Bufala est une exposition de dessins représentant « elle-buffle » ou des « femmes-animaux ». Les dessins ont un lien fort avec les mythes africains puisque les « femmes-animaux » font référence à Orisha Oya ou Iansã, la mère du crépuscule qui contrôle les tempêtes et le vent[5]. Rosana Paulino interroge ces mythes du point de vue des femmes noires et les utilise pour redéfinir ce que signifie être une femme noire. Dans les dessins, les femmes ont des attitudes animales, des yeux sanguinolents, des marques et la langue tirée[5]. Ces éléments peuvent également faire référence à la déesse hindoue Kali, divinité de la destruction et de la renaissance. Rosana Paulino utilise la référence aux mythes et aux divinités pour mettre en exergue la différence de représentation des femmes noires entre un regard occidental et un regard non blanc. La représentation occidentale des femmes est généralement associée aux perspectives catholiques où les femmes sont vierges, soumises, délicates et non les personnages centraux des œuvres d’art. Dans Bufala, Rosana Paulino donne une profondeur et une identité aux femmes qui ne rentrent pas dans les limites du regard occidental. Bufala est symbole de liberté[5].

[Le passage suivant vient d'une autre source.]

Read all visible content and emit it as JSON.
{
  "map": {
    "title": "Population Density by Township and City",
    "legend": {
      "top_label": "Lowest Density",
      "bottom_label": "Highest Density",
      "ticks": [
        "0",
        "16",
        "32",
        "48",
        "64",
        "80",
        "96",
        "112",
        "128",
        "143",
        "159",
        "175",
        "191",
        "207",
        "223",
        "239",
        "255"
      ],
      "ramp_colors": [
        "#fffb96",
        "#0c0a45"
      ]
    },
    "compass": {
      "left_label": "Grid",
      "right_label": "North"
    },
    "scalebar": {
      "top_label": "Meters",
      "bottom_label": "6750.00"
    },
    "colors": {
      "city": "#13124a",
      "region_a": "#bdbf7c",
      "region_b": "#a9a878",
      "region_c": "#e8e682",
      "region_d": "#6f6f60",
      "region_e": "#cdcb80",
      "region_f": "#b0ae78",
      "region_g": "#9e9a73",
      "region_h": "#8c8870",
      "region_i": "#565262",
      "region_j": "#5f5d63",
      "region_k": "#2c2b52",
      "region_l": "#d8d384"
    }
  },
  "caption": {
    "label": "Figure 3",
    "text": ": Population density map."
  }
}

Senhora das Plantas[modifier | modifier le code]

Senhora das Plantas est une exposition parallèle à Bufala qui présente des dessins représentant des « femmes-légumes » dont les racines poussent sur leur corps[5],[6]. Les femmes symbolisent la vie, la renaissance et mère nature. Les racines provenant des parties de leur corps féminin, notamment les seins et le vagin, sont mises en valeur. Alors que Bufala dépeint les femmes comme des combattantes et des chasseuses, Senhora das Plantas propose un parallèle où les femmes sont les créatrices de la vie. En substance, Rosana Paulino nous montre que la femme ne peut pas être définie par un unique élément, mais qu'elle est la symbiose des deux archétypes : le chasseur et le cueilleur, le masculin et le féminin. L'utilisation du mythe dans Senhora das Plantas permet à Rosana Paulino de mettre en lumière des récits passés issues de l'histoire des femmes noires.

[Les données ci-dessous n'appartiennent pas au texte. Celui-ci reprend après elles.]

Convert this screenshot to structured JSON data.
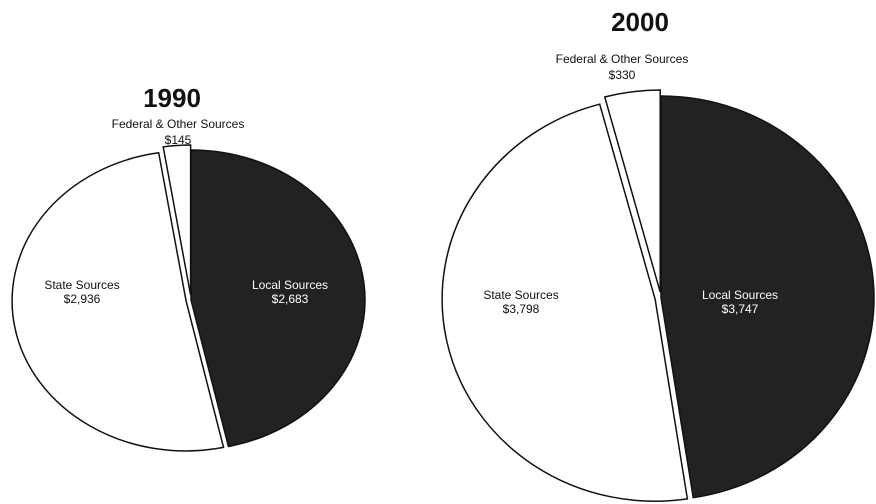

Série Wet Nurse[modifier | modifier le code]

La série Wet Nurse de Rosana Paulino dénonce l'obligation d'allaitement exigée de certaines femmes esclaves[7],[8]. Les nourrices asservies étaient tenues d'allaiter les enfants de leurs maîtres et, dans de nombreux cas, n'étaient pas autorisées à allaiter leurs propres enfants. Ainsi, leurs enfants biologiques n'étaient, bien souvent, pas assez nourris. Dans sa série, Rosana Paulino représente ces femmes et leurs émotions en cousant un enchevêtrement désordonné de veines sur les seins des femmes. De leurs seins s'écoulent un liquide rouge, qui peut être aussi bien être interprété comme du lait ou du sang[8]. Rosana Paulino utilise cet exemple spécifique pour mettre en lumière les effets dévastateurs de l’esclavage sur les femmes noires brésiliennes.

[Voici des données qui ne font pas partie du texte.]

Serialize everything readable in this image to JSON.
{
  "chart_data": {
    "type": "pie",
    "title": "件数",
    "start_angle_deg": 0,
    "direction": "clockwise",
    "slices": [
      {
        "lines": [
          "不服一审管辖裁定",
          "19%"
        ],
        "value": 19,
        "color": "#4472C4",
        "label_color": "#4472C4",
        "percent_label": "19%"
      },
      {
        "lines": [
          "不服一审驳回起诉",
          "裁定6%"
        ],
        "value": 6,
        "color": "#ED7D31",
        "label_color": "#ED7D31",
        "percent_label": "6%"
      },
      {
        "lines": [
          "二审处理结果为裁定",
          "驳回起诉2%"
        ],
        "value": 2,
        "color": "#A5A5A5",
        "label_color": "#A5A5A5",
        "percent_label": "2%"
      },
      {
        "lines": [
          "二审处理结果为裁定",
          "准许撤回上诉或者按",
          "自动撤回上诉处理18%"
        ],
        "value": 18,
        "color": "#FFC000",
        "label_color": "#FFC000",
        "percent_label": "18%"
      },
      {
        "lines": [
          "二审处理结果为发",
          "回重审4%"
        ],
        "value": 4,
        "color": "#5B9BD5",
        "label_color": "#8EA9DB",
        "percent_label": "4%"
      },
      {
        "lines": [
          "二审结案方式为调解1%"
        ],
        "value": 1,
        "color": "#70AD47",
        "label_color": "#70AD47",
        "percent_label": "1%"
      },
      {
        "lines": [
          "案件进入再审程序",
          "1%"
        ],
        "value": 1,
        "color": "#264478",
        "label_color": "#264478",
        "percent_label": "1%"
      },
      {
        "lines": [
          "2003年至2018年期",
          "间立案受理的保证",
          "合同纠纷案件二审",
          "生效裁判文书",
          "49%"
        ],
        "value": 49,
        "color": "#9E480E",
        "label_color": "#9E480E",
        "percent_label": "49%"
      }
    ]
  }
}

Expositions[modifier | modifier le code]

  • 2022/2023 - Rosana Paulino : La responsabilité des fils, Kunstverein Braunschweig, Braunschweig, Allemagne [9]
  • 2018/2019 - Rosana Paulinho : a costura da memória (Rosana Paulino : La couture de la mémoire), Pinacothèque de l'État de São Paulo, São Paulo [10]
  • 2017 - Atlântico Vermelho (Atlantique Rouge), Padrão dos Descobrimentos, Lisbonne, Portugal [11]
  • 2016 - Atlântico Vermelho (Atlantique Rouge), Galeria Superfície, São Paulo [12]
  • 2015/2016 - Territórios : Artistas Afrodescendentes no Acervo da Pinacoteca (Territoires : Artistes d'ascendance africaine dans la collection de la Pinacoteca), Pinacoteca do Estado de São Paulo, São Paulo [13]
  • 2014 - Mulheres Negras – Obscure Beuaté Du Brésil. Espace Culturel Fort Griffon, Besançon, France [14]
  • 2013 - Assentamento, Musée d'Art Contemporânea de Americana, São Paulo
  • 2010 - Tecido Social - Galerie Virgílio, São Paulo [15]
  • 2007 - Mulheres Artistas / Olhares Contemporâneos, Musée d'Art Contemporânea, (MAC/USP), São Paulo
  • 2000 - Brésil +500 Mostra do Redescobrimento - Arte Afro-Brasileira - Fundação Bienal de São Paulo, São Paulo [16]
  • 1995 - Os Herdeiros da Noite : fragmentos do imaginário negro, Centre Culturel de Belo Horizonte, Minas Gerais [17]
  • 1995 - Os Herdeiros da Noite : fragmentos do imaginário negro, Pinacothèque de l'État de São Paulo, São Paulo [18]
  • 1994 - Os Herdeiros da Noite : fragmentos do imaginário negro, Espaço Cultural SOS Sul, Brésil [19]

Prix et distinctions[modifier | modifier le code]

Lectures complémentaires[modifier | modifier le code]

  • (en) Araújo, « Rosana Paulino and the Art of Refazimento: Reconfigurations of the Black Female Body in the Land of Racial Democracy », Brasiliana: Journal for Brazilian Studies, vol. 8, nos 1–2,‎ , p. 63–90 (ISSN 2245-4373, DOI 10.25160/bjbs.v8i1-2.114869, lire en ligne)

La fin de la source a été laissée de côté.